Yes, there is. Set a breakpoint or place a debugger call in your code to drop the program into the debugger before the offending object is destroyed, while its data is still valid. Look up the value of the pointer that is getting overwritten. Display memory starting at 48 bytes before the beginning of the block being pointed to, which will give you the MALLOC_DEBUG information for that block. From this information, you can find the block size and the call stack of the code that allocated the block, which should very quickly let you find out what kind of block it is.

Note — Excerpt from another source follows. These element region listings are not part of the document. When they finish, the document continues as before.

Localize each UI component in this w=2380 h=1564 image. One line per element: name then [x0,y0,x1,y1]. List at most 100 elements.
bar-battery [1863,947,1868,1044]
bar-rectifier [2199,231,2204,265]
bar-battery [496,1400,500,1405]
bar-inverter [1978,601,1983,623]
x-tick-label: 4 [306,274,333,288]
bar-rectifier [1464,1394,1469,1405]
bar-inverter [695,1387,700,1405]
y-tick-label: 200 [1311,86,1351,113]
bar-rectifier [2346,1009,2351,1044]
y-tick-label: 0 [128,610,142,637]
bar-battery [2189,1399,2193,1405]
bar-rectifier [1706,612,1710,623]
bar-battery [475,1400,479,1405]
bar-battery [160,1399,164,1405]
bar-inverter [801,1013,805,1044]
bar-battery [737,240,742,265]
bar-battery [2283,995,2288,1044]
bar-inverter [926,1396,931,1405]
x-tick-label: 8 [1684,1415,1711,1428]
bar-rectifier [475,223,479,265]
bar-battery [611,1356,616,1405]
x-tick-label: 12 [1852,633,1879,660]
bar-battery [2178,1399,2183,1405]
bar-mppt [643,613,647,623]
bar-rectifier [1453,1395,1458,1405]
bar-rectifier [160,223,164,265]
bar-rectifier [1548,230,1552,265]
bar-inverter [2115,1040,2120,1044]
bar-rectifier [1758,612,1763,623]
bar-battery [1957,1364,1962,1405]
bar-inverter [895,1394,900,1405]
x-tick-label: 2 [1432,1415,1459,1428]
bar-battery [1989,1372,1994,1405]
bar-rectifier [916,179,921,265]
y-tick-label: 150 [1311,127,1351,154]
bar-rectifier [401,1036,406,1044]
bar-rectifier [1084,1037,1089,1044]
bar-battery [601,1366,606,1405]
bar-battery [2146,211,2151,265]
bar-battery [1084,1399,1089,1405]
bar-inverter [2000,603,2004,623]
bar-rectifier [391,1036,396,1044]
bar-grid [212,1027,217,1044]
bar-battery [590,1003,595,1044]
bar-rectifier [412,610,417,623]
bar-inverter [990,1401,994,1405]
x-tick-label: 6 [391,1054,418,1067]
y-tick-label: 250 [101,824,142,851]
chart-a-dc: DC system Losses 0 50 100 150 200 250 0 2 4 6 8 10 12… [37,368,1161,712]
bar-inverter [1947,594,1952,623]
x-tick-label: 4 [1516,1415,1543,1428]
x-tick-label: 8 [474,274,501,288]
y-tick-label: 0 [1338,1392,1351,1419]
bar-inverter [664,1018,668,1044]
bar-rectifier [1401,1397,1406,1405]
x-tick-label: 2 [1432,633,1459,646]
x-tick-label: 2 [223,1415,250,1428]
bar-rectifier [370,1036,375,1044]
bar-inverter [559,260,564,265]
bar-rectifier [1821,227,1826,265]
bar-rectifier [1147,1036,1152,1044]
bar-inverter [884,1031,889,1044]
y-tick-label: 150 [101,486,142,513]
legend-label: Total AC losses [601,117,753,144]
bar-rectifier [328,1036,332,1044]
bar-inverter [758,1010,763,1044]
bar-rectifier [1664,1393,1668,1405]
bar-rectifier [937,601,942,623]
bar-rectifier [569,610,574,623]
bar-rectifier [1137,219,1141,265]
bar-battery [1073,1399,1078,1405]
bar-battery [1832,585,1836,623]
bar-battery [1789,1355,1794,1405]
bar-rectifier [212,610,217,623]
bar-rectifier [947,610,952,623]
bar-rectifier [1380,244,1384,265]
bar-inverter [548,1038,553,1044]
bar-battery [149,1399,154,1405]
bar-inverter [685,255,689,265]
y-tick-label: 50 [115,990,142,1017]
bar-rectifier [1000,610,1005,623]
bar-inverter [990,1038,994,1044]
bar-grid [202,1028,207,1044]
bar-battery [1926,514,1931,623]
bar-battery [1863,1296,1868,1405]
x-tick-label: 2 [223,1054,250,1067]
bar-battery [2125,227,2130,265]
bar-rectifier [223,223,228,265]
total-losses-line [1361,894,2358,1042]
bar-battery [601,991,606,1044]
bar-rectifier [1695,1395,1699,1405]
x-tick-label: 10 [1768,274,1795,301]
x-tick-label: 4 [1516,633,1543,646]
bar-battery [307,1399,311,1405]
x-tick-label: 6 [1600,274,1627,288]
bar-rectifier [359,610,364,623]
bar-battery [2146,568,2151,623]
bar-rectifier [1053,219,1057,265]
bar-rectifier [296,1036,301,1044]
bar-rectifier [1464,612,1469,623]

Use the following information to decode the block header:

Offset
Size
Description
0 4 Pre-header padding (0x3975237F for allocated blocks, 0xC3E5B8F9 for freed blocks)
4 4 Block size (not including header)
8 4 Pointer to the next block header
12 4 Pointer to the previous block header
16 28 Seven levels of call stack, most recent first, four bytes per call
44 4 Post-header padding (0x792353F7)
48 ... Block data
... 4 Tail padding (0x92753777)

Common problems with NuMALLOC_DEBUG

Since the version of MALLOC_DEBUG that we used to test R3.1 was not as strict as this version, the new MALLOC_DEBUG may reveal bugs in the kits and operating system (particularly if you run MALLOC_DEBUG system-wide via the UserSetupEnvironment file, which is not recommended with the new MALLOC_DEBUG under R3.1). Here are known kit bugs that you may find:

Problem
You will get a "Block written to after being freed" exception on a BView that has BScrollBars targeting it when you delete the window that contains the view. If you examine the BView that has been erroneously written to, you will see zeros written into the four bytes starting at offset 0x30 into the block.
Workaround
Remove the scroll bars from the window and delete them before the view is deleted. A good place, if this is your subclass of BView or a subclass thereof, is to do this in the DetachedFromView() function. This bug will be fixed in R4, so the workaround is necessary only until then.